This week saw federal agents descending on the home of Baltimore Mayor Catherine Pugh, seizing documents and boxes of a children’s book Pugh wrote. Pugh sold about $500K worth of these books to the University of Maryland Medical System for distribution to inpatient children while she was a member of the system’s board of directors. If that weren’t enough, she also sold several hundred thousands of dollars in books to Kaiser Permanente health care plan, while it was negotiating a contract for Baltimore city employee health care coverage. Meanwhile, Pugh has been on paid leave of absence for about a month, with her criminal defense attorney maintaining she is not sufficiently “lucid” to decide whether to resign as Mayor. Maryland Governor Larry Hogan, sometimes mentioned as a potential primary challenger to President Trump, has called on her to resign.

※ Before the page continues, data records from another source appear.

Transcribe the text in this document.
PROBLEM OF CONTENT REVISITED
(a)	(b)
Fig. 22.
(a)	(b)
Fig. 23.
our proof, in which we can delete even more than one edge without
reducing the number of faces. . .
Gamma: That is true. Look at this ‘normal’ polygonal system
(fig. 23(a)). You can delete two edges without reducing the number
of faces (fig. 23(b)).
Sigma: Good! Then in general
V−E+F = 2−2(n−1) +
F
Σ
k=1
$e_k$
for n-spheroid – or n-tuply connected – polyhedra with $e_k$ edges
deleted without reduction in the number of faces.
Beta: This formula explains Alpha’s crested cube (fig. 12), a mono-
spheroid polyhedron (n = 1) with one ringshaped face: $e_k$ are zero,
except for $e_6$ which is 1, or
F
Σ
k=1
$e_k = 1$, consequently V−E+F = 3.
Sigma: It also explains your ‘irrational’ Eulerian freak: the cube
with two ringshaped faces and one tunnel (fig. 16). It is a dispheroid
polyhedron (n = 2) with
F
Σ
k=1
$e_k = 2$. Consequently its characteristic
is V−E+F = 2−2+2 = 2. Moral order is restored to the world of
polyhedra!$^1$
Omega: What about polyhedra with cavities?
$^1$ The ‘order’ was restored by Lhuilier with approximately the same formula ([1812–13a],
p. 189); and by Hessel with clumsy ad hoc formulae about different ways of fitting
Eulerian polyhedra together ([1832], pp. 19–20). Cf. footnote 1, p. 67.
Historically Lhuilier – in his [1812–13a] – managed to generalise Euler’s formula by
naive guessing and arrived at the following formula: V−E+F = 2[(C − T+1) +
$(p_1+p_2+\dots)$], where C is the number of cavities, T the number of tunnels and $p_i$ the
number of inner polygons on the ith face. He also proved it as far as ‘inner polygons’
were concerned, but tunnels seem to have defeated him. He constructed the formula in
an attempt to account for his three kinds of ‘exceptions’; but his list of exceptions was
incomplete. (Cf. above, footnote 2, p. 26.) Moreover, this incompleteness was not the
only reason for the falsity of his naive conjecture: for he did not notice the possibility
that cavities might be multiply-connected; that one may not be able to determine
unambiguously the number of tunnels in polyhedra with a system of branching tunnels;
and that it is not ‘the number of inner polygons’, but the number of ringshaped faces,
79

Ethics lapses and incompetence in Baltimore city government have never been in short supply, causing the featured image in this post to be my surprised face. Her predecessor, Stephanie Rawlings-Blake, presided over the city during the most significant city riots since 1968 (the murder of MLK Jr.) in the wake of the Freddy Gray death after Baltimore Police Department “rough ride.” Her predecessor, Sheila Dixon, resigned in disgrace as a condition of a plea deal after she was indicted on 12 counts germane to public corruption. All of this occurred against a backdrop of a city in crisis, immersed in poverty, with a rising murder and crime rate, the highest heroin addiction rate in the U.S., a gang warfare scene worthy of The Wire, and a failing public education system.

Even against this backdrop, I would live in Baltimore in a heartbeat. Though plagued by urban blight and city mismanagement, it continues to thrive for many of its residents, with wonderful old city neighborhoods such as Mount Vernon, Federal Hill, Canton, Fell’s Point, Charles Village, and Hampden. The restaurant scene is on fire, including a number of old school Jewish delis, Little Italy, The Helmand (Afghan cuisine owned by the brother of former President and strongman Hamid Karzai) and a wide range of American and ethnic foods. There are two professional sports teams, a world class conservatory, an extraordinary symphony, a Triple Crown racetrack, a rising stage and theater scene, a number of very good colleges and universities, including the Ivy-equivalent Johns Hopkins University (#10 in US News and World Report’s annual rankings of national universities). The city was, and is, a hub of the defense industry, shipping, finance, medicine, bioscience, and manufacturing. It is on the Washington to New York corridor and within striking distance of a lot of great places to visit, with an international airport boasting direct flights to a number of European capitals and major cities, including Paris, London, Rome, Amsterdam, Barcelona, Dublin, Madrid, Istanbul, and Venice. And no, white suburbanites, you aren’t going to get immediately shot if you visit there — most of the crime is localized and most of it is tied to the drug trade. As I always say to folks visiting Baltimore: don’t want to get shot? Don’t sling heroin and stay out of the yellow spots on the heat map.
I wish Baltimore could get its government and public services act together, because the rest of the city is to die for – no pun intended.